Author and campaigner Christian Wolmar has come hot foot from challenging for the Labour nomination for the London Mayoralty to the subject of how we get around our towns and cities without resorting to use of the motor car - which does tend to clog them up rather - and in the process has observed, correctly, that the abandonment of city tram networks was a loss that we could have done without.
A 1930s tramcar: Liverpool 762 is preserved at Birkenhead
Wolmar set out his thoughts in a Guardian article titled “In praise of the tram: how a love of cars killed the workers' transport system”. However, his reasoning misses the stark economic reality that many local authorities had to confront, especially in the years following World War 2, as well as the lack of support for light rail technology in the UK (all new trams come from mainland Europe nowadays).
Even in the last days of tram operation in the 1950s, most of the population did not have access to a car. Therefore the concept of the public being prepared to use trams rather than rely on their own transport did not enter; they had to take whatever was on offer. This was realised by Stuart Pilcher, who was in charge of the Manchester network in the late 20s and 30s. He showed that buses could replace trams, and at a lower cost.
PCC tram technology from the USA was used in the legendary Tatra T3 tram - these examples are at work in Prague
This was at the time when much of the tram infrastructure was wearing out: even though some cities introduced more modern trams and extended their networks during the 1930s, others, primarily London, began the process of abandonment. Had the war not intervened, the London system would have closed a lot earlier than 1952.
At the time London sold its surviving Feltham bogie trams to Leeds in 1950, one observer conceded that not only was the £500 cost for each tram a bargain, but that all-new ones would have cost at least £7,000. A bus could be had for around £4,000. Local authorities were as careful with public funds as today. And that was before the investment in tracks, and overhead wires. It was a huge potential expense for big cities.

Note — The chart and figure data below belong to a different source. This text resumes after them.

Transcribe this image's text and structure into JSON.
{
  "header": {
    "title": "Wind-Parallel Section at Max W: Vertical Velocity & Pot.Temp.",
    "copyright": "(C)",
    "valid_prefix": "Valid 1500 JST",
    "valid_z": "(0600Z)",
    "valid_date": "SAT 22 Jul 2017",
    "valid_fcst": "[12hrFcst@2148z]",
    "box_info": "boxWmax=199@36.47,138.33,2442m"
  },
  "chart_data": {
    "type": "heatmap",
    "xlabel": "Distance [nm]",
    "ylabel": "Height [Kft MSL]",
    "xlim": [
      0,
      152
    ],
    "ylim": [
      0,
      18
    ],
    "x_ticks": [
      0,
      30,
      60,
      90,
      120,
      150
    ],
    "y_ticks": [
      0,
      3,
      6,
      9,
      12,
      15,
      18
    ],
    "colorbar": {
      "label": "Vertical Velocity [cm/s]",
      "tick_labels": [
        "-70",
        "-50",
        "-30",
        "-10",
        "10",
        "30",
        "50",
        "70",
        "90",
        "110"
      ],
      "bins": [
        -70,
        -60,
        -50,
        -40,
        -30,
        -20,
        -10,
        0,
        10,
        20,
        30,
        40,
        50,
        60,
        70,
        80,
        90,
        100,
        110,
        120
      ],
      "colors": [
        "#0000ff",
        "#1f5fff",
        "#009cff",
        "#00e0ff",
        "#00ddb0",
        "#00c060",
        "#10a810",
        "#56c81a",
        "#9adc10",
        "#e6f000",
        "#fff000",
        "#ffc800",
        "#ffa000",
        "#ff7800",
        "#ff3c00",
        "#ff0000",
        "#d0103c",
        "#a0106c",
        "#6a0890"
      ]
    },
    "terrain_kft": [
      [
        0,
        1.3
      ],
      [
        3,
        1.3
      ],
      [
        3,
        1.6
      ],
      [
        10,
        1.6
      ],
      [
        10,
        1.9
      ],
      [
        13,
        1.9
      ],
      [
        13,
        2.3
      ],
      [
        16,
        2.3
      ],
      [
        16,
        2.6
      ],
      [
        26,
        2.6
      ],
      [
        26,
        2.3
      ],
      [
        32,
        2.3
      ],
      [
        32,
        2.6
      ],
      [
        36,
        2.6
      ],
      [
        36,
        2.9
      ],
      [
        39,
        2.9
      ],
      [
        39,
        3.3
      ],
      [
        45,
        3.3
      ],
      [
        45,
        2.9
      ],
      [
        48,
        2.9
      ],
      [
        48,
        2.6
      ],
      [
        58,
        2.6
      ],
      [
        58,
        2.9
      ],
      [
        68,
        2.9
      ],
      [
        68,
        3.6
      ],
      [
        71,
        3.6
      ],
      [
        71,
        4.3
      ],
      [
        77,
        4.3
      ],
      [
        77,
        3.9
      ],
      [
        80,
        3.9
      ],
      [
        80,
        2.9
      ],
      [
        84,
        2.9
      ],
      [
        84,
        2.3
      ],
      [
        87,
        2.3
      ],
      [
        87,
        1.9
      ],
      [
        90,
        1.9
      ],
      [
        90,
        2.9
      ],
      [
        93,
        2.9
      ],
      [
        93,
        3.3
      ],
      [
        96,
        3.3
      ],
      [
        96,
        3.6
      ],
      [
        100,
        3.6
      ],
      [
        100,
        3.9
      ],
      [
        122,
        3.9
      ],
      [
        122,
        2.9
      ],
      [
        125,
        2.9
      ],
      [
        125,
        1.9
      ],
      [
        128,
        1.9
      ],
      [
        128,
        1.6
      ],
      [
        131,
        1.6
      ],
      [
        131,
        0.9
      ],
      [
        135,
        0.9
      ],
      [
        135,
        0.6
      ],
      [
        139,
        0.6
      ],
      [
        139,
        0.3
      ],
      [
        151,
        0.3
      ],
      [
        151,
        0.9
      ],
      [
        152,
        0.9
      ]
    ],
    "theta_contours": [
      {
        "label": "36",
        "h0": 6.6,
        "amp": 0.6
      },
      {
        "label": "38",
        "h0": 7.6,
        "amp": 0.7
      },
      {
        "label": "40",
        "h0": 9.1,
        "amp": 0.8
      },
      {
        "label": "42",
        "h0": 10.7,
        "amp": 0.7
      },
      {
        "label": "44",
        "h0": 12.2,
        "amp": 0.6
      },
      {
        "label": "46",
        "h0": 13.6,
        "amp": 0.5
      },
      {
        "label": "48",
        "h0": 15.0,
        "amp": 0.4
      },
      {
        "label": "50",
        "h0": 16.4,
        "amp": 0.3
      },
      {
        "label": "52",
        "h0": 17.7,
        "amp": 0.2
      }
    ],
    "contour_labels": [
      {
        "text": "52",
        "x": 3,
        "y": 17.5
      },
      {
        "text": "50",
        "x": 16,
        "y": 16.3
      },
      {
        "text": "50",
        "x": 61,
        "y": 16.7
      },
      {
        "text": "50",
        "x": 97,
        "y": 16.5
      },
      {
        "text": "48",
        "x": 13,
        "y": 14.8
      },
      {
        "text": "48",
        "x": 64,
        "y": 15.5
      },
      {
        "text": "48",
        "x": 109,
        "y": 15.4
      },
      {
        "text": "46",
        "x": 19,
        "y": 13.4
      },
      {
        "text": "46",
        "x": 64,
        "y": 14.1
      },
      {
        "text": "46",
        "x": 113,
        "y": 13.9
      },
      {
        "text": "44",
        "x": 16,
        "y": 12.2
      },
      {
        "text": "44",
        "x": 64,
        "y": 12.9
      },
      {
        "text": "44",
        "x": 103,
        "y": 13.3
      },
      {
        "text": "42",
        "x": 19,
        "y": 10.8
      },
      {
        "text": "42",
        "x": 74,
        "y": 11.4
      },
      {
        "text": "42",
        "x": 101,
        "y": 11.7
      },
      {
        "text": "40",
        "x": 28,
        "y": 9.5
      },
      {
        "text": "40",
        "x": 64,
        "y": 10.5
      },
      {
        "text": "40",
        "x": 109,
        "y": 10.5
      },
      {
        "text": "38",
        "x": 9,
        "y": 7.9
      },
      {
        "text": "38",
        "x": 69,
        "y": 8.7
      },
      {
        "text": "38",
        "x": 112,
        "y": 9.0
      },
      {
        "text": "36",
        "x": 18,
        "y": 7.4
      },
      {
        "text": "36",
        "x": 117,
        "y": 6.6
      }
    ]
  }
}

Ultimate modern people movers: six-section Siemens Combino 2 trams in Budapest
Liverpool, where new trams were introduced in perhaps the largest numbers in the 1930s, had around 370 modern tramcars. But to replace the rest of the fleet in the post-war years would have needed between 450 and 500 more. Do the math, as they say: a cost differential approaching £1.5 million was difficult to justify. That is why, in the aftermath of the war, the decision was reluctantly taken to abandon the Liverpool system.
On top of that was the almost complete absence of the new technology that had been employed in the USA and mainland Europe. No UK tram operator introduced the kind of articulated tramcars built by firms like Düwag and Schindler. No UK operator introduced a tram with North American PCC technology (many in Europe did - den Haag, Brussels, Rome, Madrid and Barcelona among the adoptees).
Yes, abandoning trams was short-sighted, but local authorities had to deal with where they were at the time, not where they might be decades in the future. Those taking the decisions had books to balance, not a crystal ball to scan. The reality was that buses were cheaper to buy and operate, while nobody wanted to build new trams - nor buy in to the new technology being used in other countries. Had it all happened 20 years later, the decisions may have been different. But by then it was too late.